A boxplot compares algorithms by showing median accuracy and spread (stability).

In [None]:
plt.figure(figsize=(12, 6))
plt.boxplot(results, labels=names, patch_artist=True,
            boxprops=dict(facecolor="lightblue", color="blue"),
            medianprops=dict(color="red"))

plt.title('Algorithm Comparison: R2 Score Distribution (Customer Transactions)', fontsize=14)
plt.ylabel('R2 Score (Higher is Better)')
plt.grid(axis='y', linestyle='--', alpha=0.7)
plt.show()

## 4. Final Training and Saving

Based on the results above, we select the best model (usually XGBoost or Random Forest).
We train it on the ENTIRE training set and save it for production use.

In [None]:
# Let's assume XGBoost won (if not, change this line!)
best_model_name = 'XGBoost'
final_model = xgb.XGBRegressor(objective='reg:squarederror', seed=42)

# Train on full training data
final_model.fit(X_train_scaled, y_train)

# Final Test Evaluation
y_pred_final = final_model.predict(X_test_scaled)
final_r2 = r2_score(y_test, y_pred_final)

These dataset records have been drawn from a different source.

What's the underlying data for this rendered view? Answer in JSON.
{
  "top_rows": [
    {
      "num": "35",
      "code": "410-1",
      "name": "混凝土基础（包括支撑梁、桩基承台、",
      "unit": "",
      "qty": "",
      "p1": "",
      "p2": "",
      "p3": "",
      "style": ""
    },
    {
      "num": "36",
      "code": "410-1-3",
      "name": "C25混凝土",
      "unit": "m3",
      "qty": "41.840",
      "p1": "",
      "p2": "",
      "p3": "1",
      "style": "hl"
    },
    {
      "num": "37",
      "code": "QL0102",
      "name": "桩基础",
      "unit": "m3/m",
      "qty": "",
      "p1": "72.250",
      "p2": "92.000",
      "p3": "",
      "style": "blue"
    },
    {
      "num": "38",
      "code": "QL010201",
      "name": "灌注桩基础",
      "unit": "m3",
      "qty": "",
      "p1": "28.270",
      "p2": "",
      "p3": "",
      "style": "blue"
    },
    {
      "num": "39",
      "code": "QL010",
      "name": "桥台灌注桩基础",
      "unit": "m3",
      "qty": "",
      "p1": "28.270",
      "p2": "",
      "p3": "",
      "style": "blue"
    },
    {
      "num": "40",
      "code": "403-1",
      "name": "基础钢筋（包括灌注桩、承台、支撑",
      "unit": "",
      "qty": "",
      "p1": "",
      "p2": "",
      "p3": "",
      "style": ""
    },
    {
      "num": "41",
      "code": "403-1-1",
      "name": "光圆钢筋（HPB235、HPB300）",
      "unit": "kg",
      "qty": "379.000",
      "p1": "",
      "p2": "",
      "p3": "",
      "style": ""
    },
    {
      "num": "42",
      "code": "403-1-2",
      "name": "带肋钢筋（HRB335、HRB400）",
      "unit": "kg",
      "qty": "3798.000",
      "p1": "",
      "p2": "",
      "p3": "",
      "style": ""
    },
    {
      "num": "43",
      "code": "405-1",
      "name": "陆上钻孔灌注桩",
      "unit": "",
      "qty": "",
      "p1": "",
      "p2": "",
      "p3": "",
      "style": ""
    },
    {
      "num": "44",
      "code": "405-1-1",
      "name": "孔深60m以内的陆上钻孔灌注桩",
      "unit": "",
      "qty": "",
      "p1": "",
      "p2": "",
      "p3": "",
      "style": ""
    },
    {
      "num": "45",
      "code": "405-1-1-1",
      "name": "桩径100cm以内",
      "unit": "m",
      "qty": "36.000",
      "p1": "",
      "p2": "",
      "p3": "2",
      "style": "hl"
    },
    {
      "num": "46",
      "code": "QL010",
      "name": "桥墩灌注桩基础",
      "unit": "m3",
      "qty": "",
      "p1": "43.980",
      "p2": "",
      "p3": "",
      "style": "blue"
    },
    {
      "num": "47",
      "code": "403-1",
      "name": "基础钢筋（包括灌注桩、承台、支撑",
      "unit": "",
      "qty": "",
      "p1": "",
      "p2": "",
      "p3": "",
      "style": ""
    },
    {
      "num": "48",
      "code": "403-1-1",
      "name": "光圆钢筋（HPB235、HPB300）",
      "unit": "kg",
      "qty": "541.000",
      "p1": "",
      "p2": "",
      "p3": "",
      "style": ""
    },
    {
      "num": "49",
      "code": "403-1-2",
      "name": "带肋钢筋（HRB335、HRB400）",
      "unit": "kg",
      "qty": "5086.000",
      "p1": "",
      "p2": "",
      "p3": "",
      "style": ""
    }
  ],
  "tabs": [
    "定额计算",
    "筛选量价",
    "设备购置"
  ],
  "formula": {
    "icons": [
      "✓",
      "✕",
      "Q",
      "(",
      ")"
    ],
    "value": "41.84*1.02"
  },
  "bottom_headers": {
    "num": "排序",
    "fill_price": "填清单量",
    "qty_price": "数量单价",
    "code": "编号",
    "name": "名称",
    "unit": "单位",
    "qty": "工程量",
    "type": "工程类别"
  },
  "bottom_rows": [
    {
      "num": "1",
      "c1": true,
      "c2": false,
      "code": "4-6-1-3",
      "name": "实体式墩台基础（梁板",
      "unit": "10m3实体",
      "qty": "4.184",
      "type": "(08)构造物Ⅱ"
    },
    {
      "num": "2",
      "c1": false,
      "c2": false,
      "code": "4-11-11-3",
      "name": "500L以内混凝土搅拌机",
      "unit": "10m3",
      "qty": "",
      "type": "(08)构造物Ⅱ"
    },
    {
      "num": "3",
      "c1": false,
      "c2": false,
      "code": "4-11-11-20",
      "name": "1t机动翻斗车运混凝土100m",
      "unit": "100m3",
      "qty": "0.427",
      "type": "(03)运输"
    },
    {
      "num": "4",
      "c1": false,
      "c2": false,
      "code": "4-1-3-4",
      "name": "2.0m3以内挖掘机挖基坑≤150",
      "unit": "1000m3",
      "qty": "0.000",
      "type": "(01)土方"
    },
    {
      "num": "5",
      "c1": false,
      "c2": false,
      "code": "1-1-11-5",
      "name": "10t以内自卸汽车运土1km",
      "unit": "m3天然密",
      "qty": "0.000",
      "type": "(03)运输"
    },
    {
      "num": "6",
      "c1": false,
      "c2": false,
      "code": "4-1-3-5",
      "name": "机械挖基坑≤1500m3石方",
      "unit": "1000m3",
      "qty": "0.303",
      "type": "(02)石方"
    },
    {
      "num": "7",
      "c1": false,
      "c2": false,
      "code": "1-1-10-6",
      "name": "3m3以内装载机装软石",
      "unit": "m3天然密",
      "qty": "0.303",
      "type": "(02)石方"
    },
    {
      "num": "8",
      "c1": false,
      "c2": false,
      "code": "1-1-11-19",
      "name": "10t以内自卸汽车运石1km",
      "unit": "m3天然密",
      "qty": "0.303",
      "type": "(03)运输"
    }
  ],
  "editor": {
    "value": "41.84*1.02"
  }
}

print(f"Final Model ({best_model_name}) Test R2: {final_r2:.4f}")

# Save Model and Scaler
joblib.dump(final_model, 'customer_model_best.pkl')
joblib.dump(scaler, 'customer_scaler.pkl')

print("Model and Scaler saved to disk.")

## Summary

We have successfully:
1. Compared 4 different algorithms using K-Fold Cross-Validation on the **Malaysia Customer Transactions** dataset.
2. Visualized the results to make a data-driven choice.
3. Selected the best model and saved it for future use.

This concludes the model comparison module!